The first class of strategies considered in this work belongs to the family of primal-dual methods, which rely on propagating two sets of variables: the primal variable and a dual variable. In contrast to the traditional treatment of these algorithms in the optimization literature, this dissertation develops primal-dual methods for adaptation and learning from streaming data over networks. In this case, the optimization problem is not necessarily static since its minimizer can drift with time and the exact form of the cost function is not known beforehand. Fully-distributed and adaptive variants of the Arrow-Hurwicz (AH) and augmented Lagrangian (AL) methods are developed by resorting to stochastic-gradient approximations. The stability range and the performance limits of the resulting strategies are analyzed. Several revealing results are discovered including the fact that primal-dual techniques tend to have a smaller stability range and a degraded performance in comparison to primal techniques, such as consensus and diffusion strategies. This conclusion suggests that AH and AL techniques are not as reliable for adaptation over networks and the advantages of AH and AL techniques in the static optimization context do not necessarily carry over to the stochastic context.
The dissertation subsequently focuses on developing primal optimization methods of the diffusion type for the distributed solution of a general class of constrained optimization problems. Most available distributed solutions for these types of problems rely on the use of projection steps in order to ensure that the successive iterates at the nodes satisfy the convex constraints. In these solutions, the constraint conditions need to be relatively simple in order for the distributed algorithm to be able to compute the necessary projections analytically (such as projecting onto the nonnegative orthant).
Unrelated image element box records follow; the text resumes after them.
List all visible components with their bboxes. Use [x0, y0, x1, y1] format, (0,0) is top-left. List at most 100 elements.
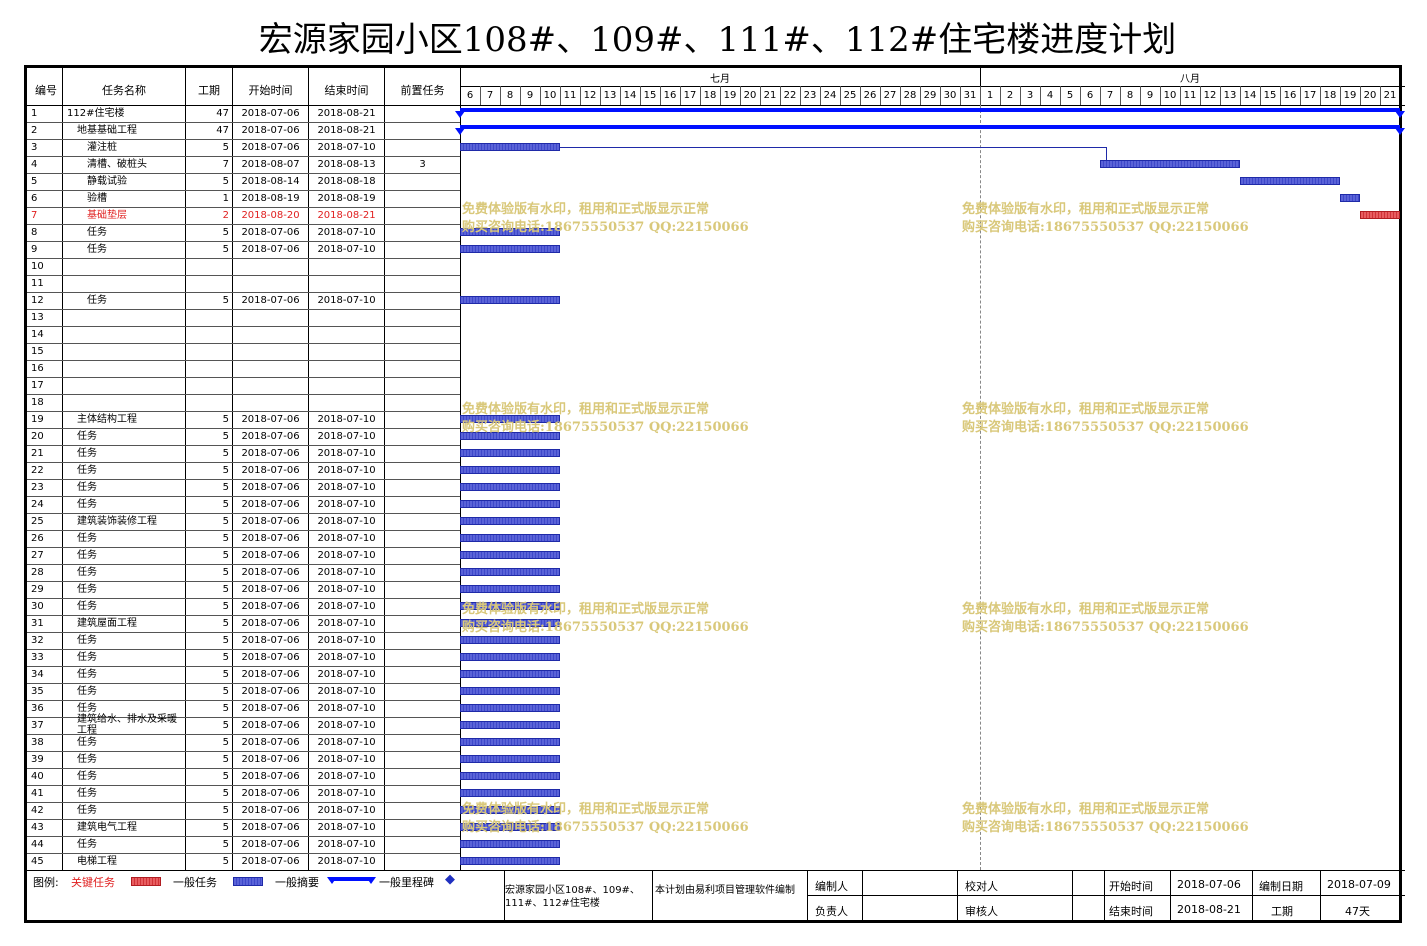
row-end: 2018-07-10 — [317, 550, 376, 561]
legend-summary-right-marker — [366, 877, 376, 884]
footer-end-value: 2018-08-21 — [1177, 903, 1241, 916]
watermark-line: 免费体验版有水印，租用和正式版显示正常 — [962, 602, 1210, 617]
day-line — [1160, 86, 1161, 105]
footer-compiler-label: 编制人 — [815, 880, 848, 893]
day-line — [620, 86, 621, 105]
row-end: 2018-07-10 — [317, 720, 376, 731]
day-label: 21 — [1383, 90, 1397, 101]
day-label: 14 — [1243, 90, 1257, 101]
row-duration: 5 — [222, 686, 229, 697]
day-line — [1100, 86, 1101, 105]
legend-milestone-label: 一般里程碑 — [379, 876, 434, 889]
footer-note: 本计划由易利项目管理软件编制 — [655, 885, 795, 896]
row-name: 电梯工程 — [77, 856, 117, 867]
row-name: 任务 — [77, 754, 97, 765]
row-end: 2018-07-10 — [317, 142, 376, 153]
row-end: 2018-07-10 — [317, 805, 376, 816]
row-duration: 5 — [222, 618, 229, 629]
day-line — [720, 86, 721, 105]
day-label: 17 — [1303, 90, 1317, 101]
row-name: 主体结构工程 — [77, 414, 137, 425]
day-line — [1180, 86, 1181, 105]
row-name: 任务 — [77, 737, 97, 748]
day-label: 7 — [486, 90, 494, 101]
row-end: 2018-07-10 — [317, 754, 376, 765]
day-label: 23 — [803, 90, 817, 101]
critical-task-bar — [1360, 211, 1400, 219]
row-id: 40 — [31, 771, 44, 782]
summary-start-marker — [455, 128, 465, 135]
watermark-line: 免费体验版有水印，租用和正式版显示正常 — [962, 202, 1210, 217]
row-end: 2018-07-10 — [317, 482, 376, 493]
row-duration: 5 — [222, 295, 229, 306]
row-name: 任务 — [77, 448, 97, 459]
watermark-line: 免费体验版有水印，租用和正式版显示正常 — [962, 402, 1210, 417]
row-id: 23 — [31, 482, 44, 493]
watermark-line: 购买咨询电话:18675550537 QQ:22150066 — [962, 420, 1249, 435]
row-name: 任务 — [77, 805, 97, 816]
day-label: 15 — [643, 90, 657, 101]
day-label: 18 — [1323, 90, 1337, 101]
row-id: 34 — [31, 669, 44, 680]
table-bottom-line — [27, 870, 1405, 871]
row-start: 2018-07-06 — [241, 244, 300, 255]
day-label: 6 — [1086, 90, 1094, 101]
row-start: 2018-07-06 — [241, 737, 300, 748]
row-name: 任务 — [77, 584, 97, 595]
watermark-line: 免费体验版有水印，租用和正式版显示正常 — [962, 802, 1210, 817]
task-bar — [460, 636, 560, 644]
row-id: 29 — [31, 584, 44, 595]
legend-critical-label: 关键任务 — [71, 876, 115, 889]
row-id: 18 — [31, 397, 44, 408]
gantt-frame: 编号 任务名称 工期 开始时间 结束时间 前置任务 七月 八月 6 7 8 9 10 11 1… — [24, 65, 1405, 923]
row-duration: 1 — [222, 193, 229, 204]
row-start: 2018-07-06 — [241, 839, 300, 850]
row-name: 灌注桩 — [87, 142, 117, 153]
row-start: 2018-08-20 — [241, 210, 300, 221]
day-line — [1320, 86, 1321, 105]
row-start: 2018-07-06 — [241, 805, 300, 816]
summary-end-marker — [1395, 128, 1405, 135]
row-end: 2018-07-10 — [317, 244, 376, 255]
day-line — [600, 86, 601, 105]
watermark-line: 购买咨询电话:18675550537 QQ:22150066 — [962, 820, 1249, 835]
row-start: 2018-07-06 — [241, 601, 300, 612]
day-line — [1120, 86, 1121, 105]
row-start: 2018-07-06 — [241, 550, 300, 561]
row-start: 2018-07-06 — [241, 125, 300, 136]
day-label: 8 — [506, 90, 514, 101]
row-id: 32 — [31, 635, 44, 646]
row-start: 2018-07-06 — [241, 499, 300, 510]
row-duration: 5 — [222, 176, 229, 187]
day-line — [1240, 86, 1241, 105]
row-duration: 5 — [222, 703, 229, 714]
day-label: 1 — [986, 90, 994, 101]
row-duration: 5 — [222, 567, 229, 578]
row-duration: 5 — [222, 227, 229, 238]
row-id: 35 — [31, 686, 44, 697]
row-name: 任务 — [77, 499, 97, 510]
day-line — [980, 86, 981, 105]
day-label: 14 — [623, 90, 637, 101]
footer-end-label: 结束时间 — [1109, 905, 1153, 918]
row-name: 基础垫层 — [87, 210, 127, 221]
task-bar — [460, 517, 560, 525]
row-end: 2018-07-10 — [317, 227, 376, 238]
row-end: 2018-07-10 — [317, 839, 376, 850]
day-line — [740, 86, 741, 105]
row-id: 39 — [31, 754, 44, 765]
row-end: 2018-07-10 — [317, 669, 376, 680]
day-label: 20 — [1363, 90, 1377, 101]
row-end: 2018-07-10 — [317, 635, 376, 646]
row-duration: 5 — [222, 822, 229, 833]
day-line — [1020, 86, 1021, 105]
row-id: 27 — [31, 550, 44, 561]
task-bar — [460, 466, 560, 474]
row-start: 2018-07-06 — [241, 754, 300, 765]
day-line — [540, 86, 541, 105]
watermark-line: 购买咨询电话:18675550537 QQ:22150066 — [462, 620, 749, 635]
day-line — [680, 86, 681, 105]
row-id: 28 — [31, 567, 44, 578]
day-label: 12 — [583, 90, 597, 101]
day-label: 19 — [1343, 90, 1357, 101]
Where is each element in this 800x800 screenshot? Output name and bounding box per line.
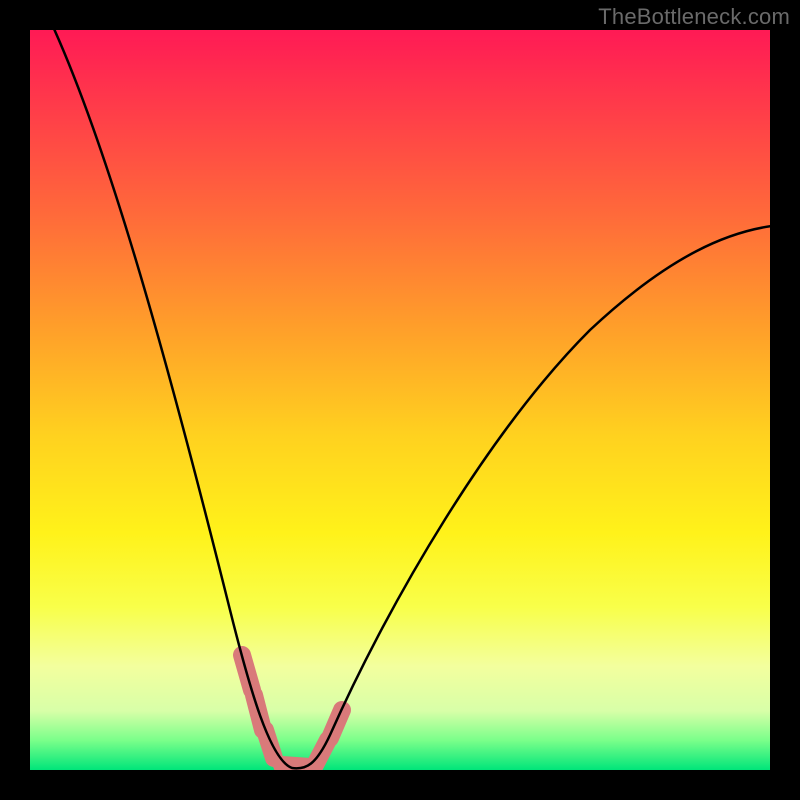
bottleneck-curve-path: [50, 30, 770, 768]
bottleneck-curve: [30, 30, 770, 770]
chart-plot-area: [30, 30, 770, 770]
curve-highlight: [242, 655, 342, 767]
chart-frame: TheBottleneck.com: [0, 0, 800, 800]
watermark-text: TheBottleneck.com: [598, 4, 790, 30]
This work proposes a new class of distributed solutions that employ constant step-sizes and that eliminate the need for projection steps. The solution technique relies instead on the use of suitably chosen penalty functions and replaces the projection step by a stochastic approximation update that run concurrently with the optimization step. The challenge is to show that the use of penalty functions in the stochastic gradient update step still leads to accurate solutions. The analysis in the dissertation establishes that this is indeed possible. Moreover, in the proposed solution, the nodes are only required to interact locally and to have access to local iterates from their neighbors; there is no need for the nodes to know any of the constraints besides their own.